Die zollten wiederum auch die Gastredner den Unfall-Helfern und Katastrophenschützern aus dem Bundesland: „Sie tragen dazu bei, dass unsere Gesellschaft funktioniert“, betonte NRW-Innenminister Herbert Reul (CDU), der am Samstag als Gastredner in die Klingenstadt gekommen war und gleich die Gelegenheit nutzte, auf eigene Errungenschaften zu verweisen: Dazu zählte er etwa die Einführung eines eigenen Referats zur Stärkung des Ehrenamtes in seinem Ministerium. Er berichtete von den Befragungen der Hilfsorganisationen, deren Ergebnis in eine Imagekampagne einfließen sollen, um mehr Menschen zu einem Engagement im Katastrophenschutz zu bewegen. Diesem Zweck soll auch der Katastrophenschutz-Tag in Bonn am 27. Juni dienen, den Reul ebenfalls ankündigte. Außerdem sagte er den Gästen zu, sich für eine Reduzierung des Verwaltungsaufwandes für die Helfer einzusetzen.

Offene Türen rannte er damit beim neuen Landesvorstand Udo Schröder-Hörster ein. Der lobte auch das Urteil des Europäischen Gerichtshofs, das der Stadt Solingen Recht darin gab, private Rettungsdienstanbieter von der Ausschreibung für Notfalltransporte auszuschließen. „Es wurde höchste Zeit, dass dem Lohn-Dumping in diesem Bereich Einhalt geboten wurde“, kommentierte Schröder-Hörster.
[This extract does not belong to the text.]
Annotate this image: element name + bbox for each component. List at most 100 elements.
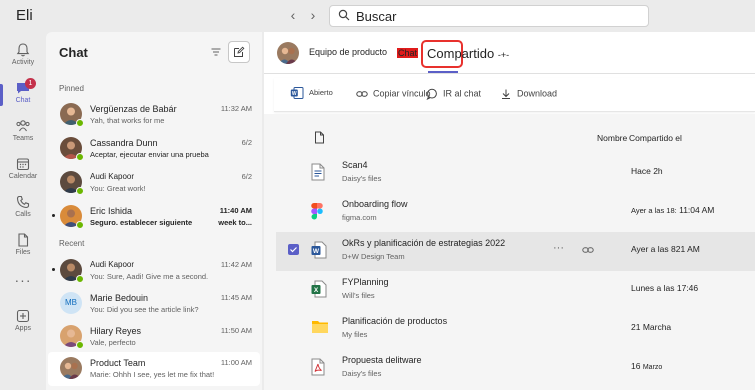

Zu den Herausforderungen der Zukunft zählte er die Folgen des Klimawandels, wie besondere Unwetter. „Wir leben in einer an Umbrüchen reichen Zeit“, sagte er. Der Neujahrsempfang des Johanniter-Landesverbandes findet jedes Jahr in einer anderen Stadt statt - im vergangenen Jahr war Dortmund Schauplatz der Zusammenkunft gewesen.

Dafür, dass dieses Mal Solingen als Standort auserkoren wurde, hatte Oberbürgermeister Tim Kurzbach (SPD) eine ganz eigene Erklärung: „Schließlich haben die Johanniter auf Schloss Burg vor 830 Jahren ihre Kommende errichtet.“ Die Unfallhelfer lobte auch er für ihren Einsatz für Menschen in Not wie zum Beispiel in der Solinger Kältehilfe für Wohnungslose.